You know how anticipation feels. There is that little flutter in your stomach, maybe the shaking of hands...adrenaline pumping, heart racing, voice shaking. I used to associate it with the excitement of an upcoming trip or the nervousness of a public speaking event. But now I have to add Ellie's birth and death dates, her original due date and Mother's Day to the list. My heart has been hurting as I anticipate another Mother's Day without all my children.
Last year, I posted a brief history of Mother's Day. Many don't know its true origins. We think of it now as a day to celebrate mothers, a justifiable celebration on the awesomeness of mommyhood. But it began as a day for bereaved mothers to mourn their lost children. Now there is a day for those like me called International Bereaved Mother's Day. It was last Sunday, May 6.
The week between these two special days mirrors my mood of late; transitioning between dark and light. One moment I am honoring and crying tears of pain for my first daughter, the next laughing and thanking my son and daughter while opening their early Mother's Day gift. The pain of Ellie's death and trauma of watching her last few hours still haunt me. I can smell, hear, and see everything when I close my eyes.
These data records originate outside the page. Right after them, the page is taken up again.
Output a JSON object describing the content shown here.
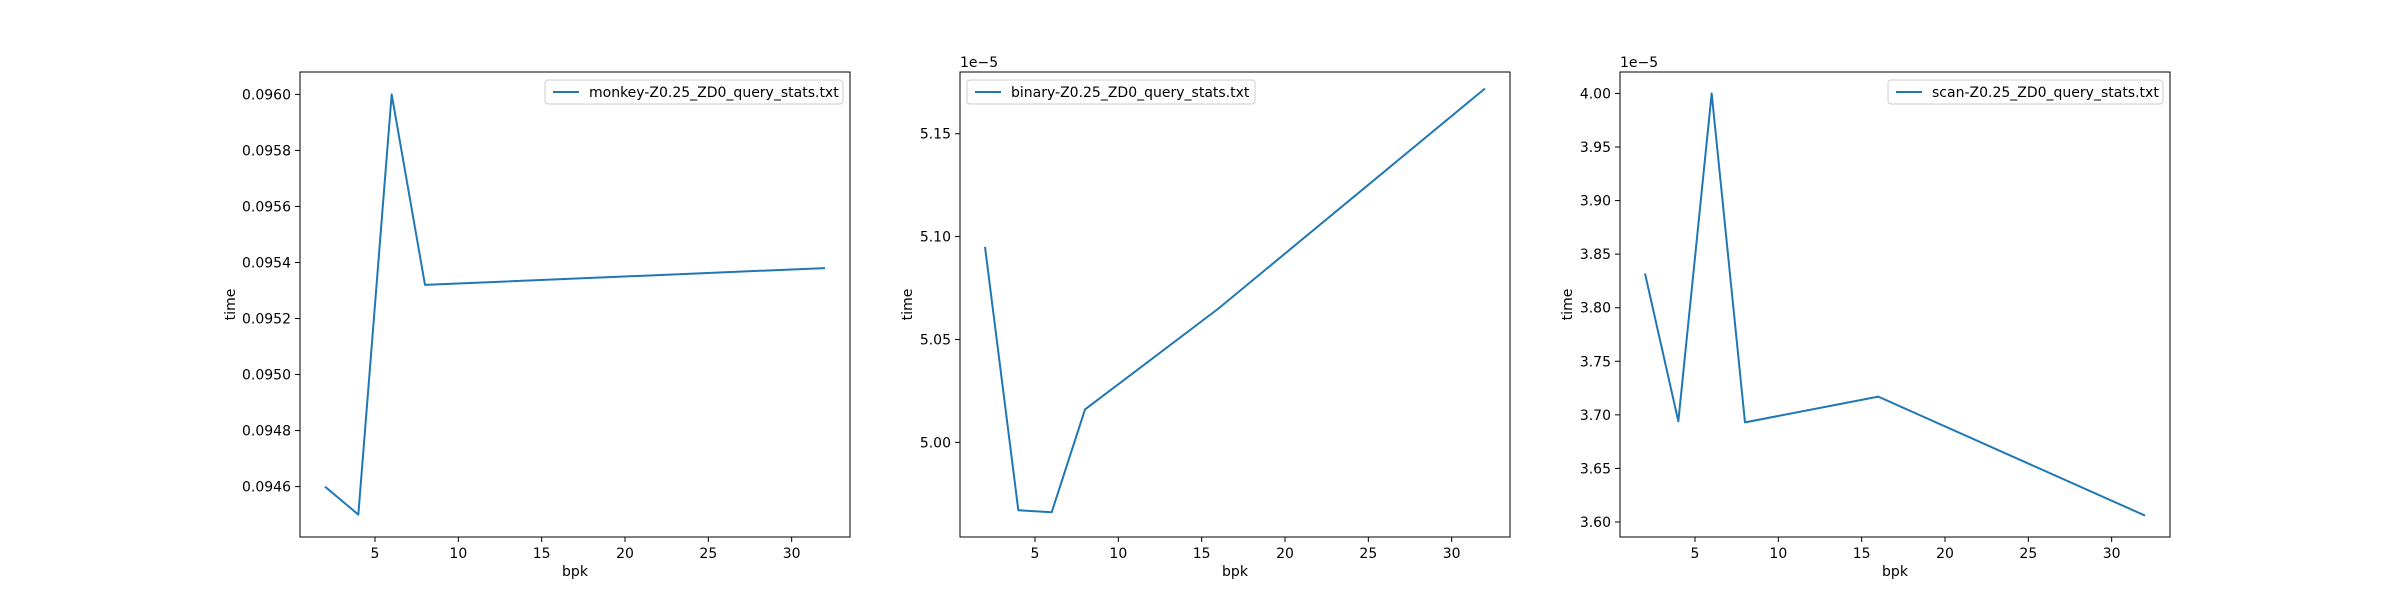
{
  "chart_data": [
    {
      "type": "line",
      "xlabel": "bpk",
      "ylabel": "time",
      "offset_text": "",
      "xlim": [
        0.5,
        33.5
      ],
      "ylim": [
        0.09442,
        0.09608
      ],
      "xticks": [
        5,
        10,
        15,
        20,
        25,
        30
      ],
      "xtick_labels": [
        "5",
        "10",
        "15",
        "20",
        "25",
        "30"
      ],
      "yticks": [
        0.0946,
        0.0948,
        0.095,
        0.0952,
        0.0954,
        0.0956,
        0.0958,
        0.096
      ],
      "ytick_labels": [
        "0.0946",
        "0.0948",
        "0.0950",
        "0.0952",
        "0.0954",
        "0.0956",
        "0.0958",
        "0.0960"
      ],
      "legend_position": "top-right",
      "series": [
        {
          "name": "monkey-Z0.25_ZD0_query_stats.txt",
          "color": "#1f77b4",
          "x": [
            2,
            4,
            6,
            8,
            32
          ],
          "y": [
            0.0946,
            0.0945,
            0.096,
            0.09532,
            0.09538
          ]
        }
      ]
    },
    {
      "type": "line",
      "xlabel": "bpk",
      "ylabel": "time",
      "offset_text": "1e−5",
      "xlim": [
        0.5,
        33.5
      ],
      "ylim": [
        4.954,
        5.18
      ],
      "xticks": [
        5,
        10,
        15,
        20,
        25,
        30
      ],
      "xtick_labels": [
        "5",
        "10",
        "15",
        "20",
        "25",
        "30"
      ],
      "yticks": [
        5.0,
        5.05,
        5.1,
        5.15
      ],
      "ytick_labels": [
        "5.00",
        "5.05",
        "5.10",
        "5.15"
      ],
      "legend_position": "top-left",
      "series": [
        {
          "name": "binary-Z0.25_ZD0_query_stats.txt",
          "color": "#1f77b4",
          "x": [
            2,
            4,
            6,
            8,
            16,
            32
          ],
          "y": [
            5.095,
            4.967,
            4.966,
            5.016,
            5.065,
            5.172
          ]
        }
      ]
    },
    {
      "type": "line",
      "xlabel": "bpk",
      "ylabel": "time",
      "offset_text": "1e−5",
      "xlim": [
        0.5,
        33.5
      ],
      "ylim": [
        3.586,
        4.02
      ],
      "xticks": [
        5,
        10,
        15,
        20,
        25,
        30
      ],
      "xtick_labels": [
        "5",
        "10",
        "15",
        "20",
        "25",
        "30"
      ],
      "yticks": [
        3.6,
        3.65,
        3.7,
        3.75,
        3.8,
        3.85,
        3.9,
        3.95,
        4.0
      ],
      "ytick_labels": [
        "3.60",
        "3.65",
        "3.70",
        "3.75",
        "3.80",
        "3.85",
        "3.90",
        "3.95",
        "4.00"
      ],
      "legend_position": "top-right",
      "series": [
        {
          "name": "scan-Z0.25_ZD0_query_stats.txt",
          "color": "#1f77b4",
          "x": [
            2,
            4,
            6,
            8,
            16,
            32
          ],
          "y": [
            3.832,
            3.694,
            4.0,
            3.693,
            3.717,
            3.606
          ]
        }
      ]
    }
  ]
}
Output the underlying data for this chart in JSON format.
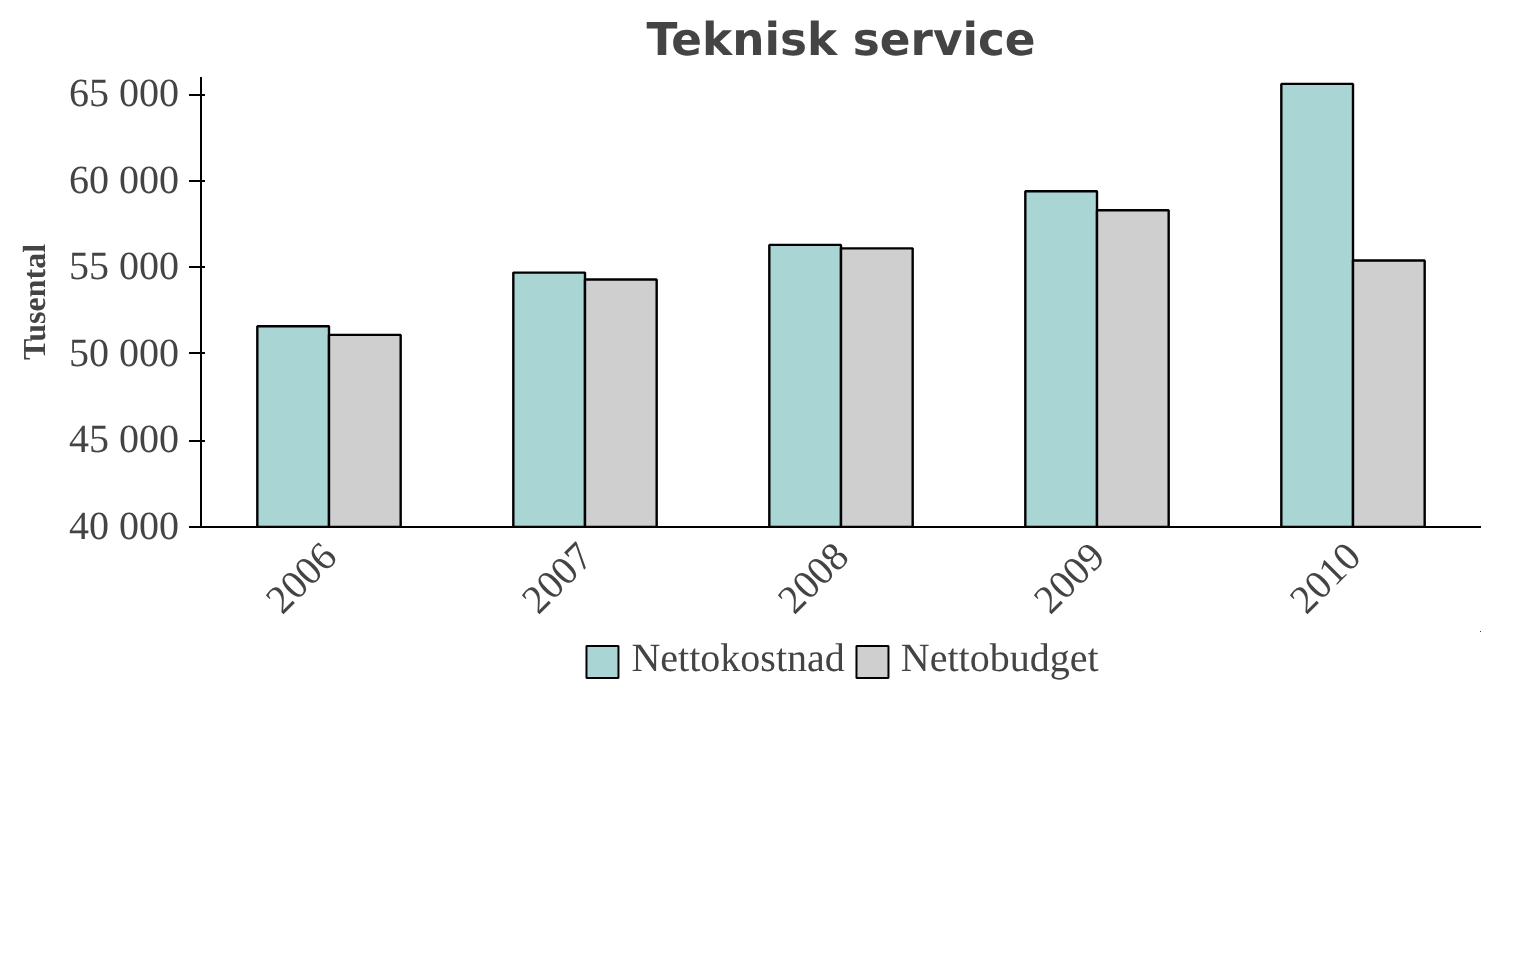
{
  "chart_data": {
    "type": "bar",
    "title": "Teknisk service",
    "ylabel": "Tusental",
    "categories": [
      "2006",
      "2007",
      "2008",
      "2009",
      "2010"
    ],
    "series": [
      {
        "name": "Nettokostnad",
        "color": "#a9d5d5",
        "values": [
          51600,
          54700,
          56300,
          59400,
          65600
        ]
      },
      {
        "name": "Nettobudget",
        "color": "#cfcfcf",
        "values": [
          51100,
          54300,
          56100,
          58300,
          55400
        ]
      }
    ],
    "ylim": [
      40000,
      66000
    ],
    "yticks": [
      {
        "value": 40000,
        "label": "40 000"
      },
      {
        "value": 45000,
        "label": "45 000"
      },
      {
        "value": 50000,
        "label": "50 000"
      },
      {
        "value": 55000,
        "label": "55 000"
      },
      {
        "value": 60000,
        "label": "60 000"
      },
      {
        "value": 65000,
        "label": "65 000"
      }
    ],
    "grid": false,
    "legend": "bottom"
  }
}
I know the pain will never go away. These moments are sprinkled throughout my days in between the hugs and kisses given to Ellie's siblings.
Of course I am beyond thankful for my surviving children. I am tired of having that constant caveat. It's like I cannot grieve Ellie without saying I am thankful for what I have. "It could always be worse," right? But there is some truth to that. It could be worse. I know that. I don't even want to imagine what could happen to my loved ones. And as I have written many times in this blog, I don't ever want another child to suffer, be sick or die.
Sorry, I am getting off topic. This blog serves as one of my coping mechanisms and honestly helps me make it through the tough times. One thing my mind does when I am anxious is wonder. I can't seem to focus. All these thoughts and memories and what-ifs run through my head. But like most anticipated events, the time leading up to it are seemingly much worse than the actual event. I just have to keep telling myself that as I prepare for another day without Ellie.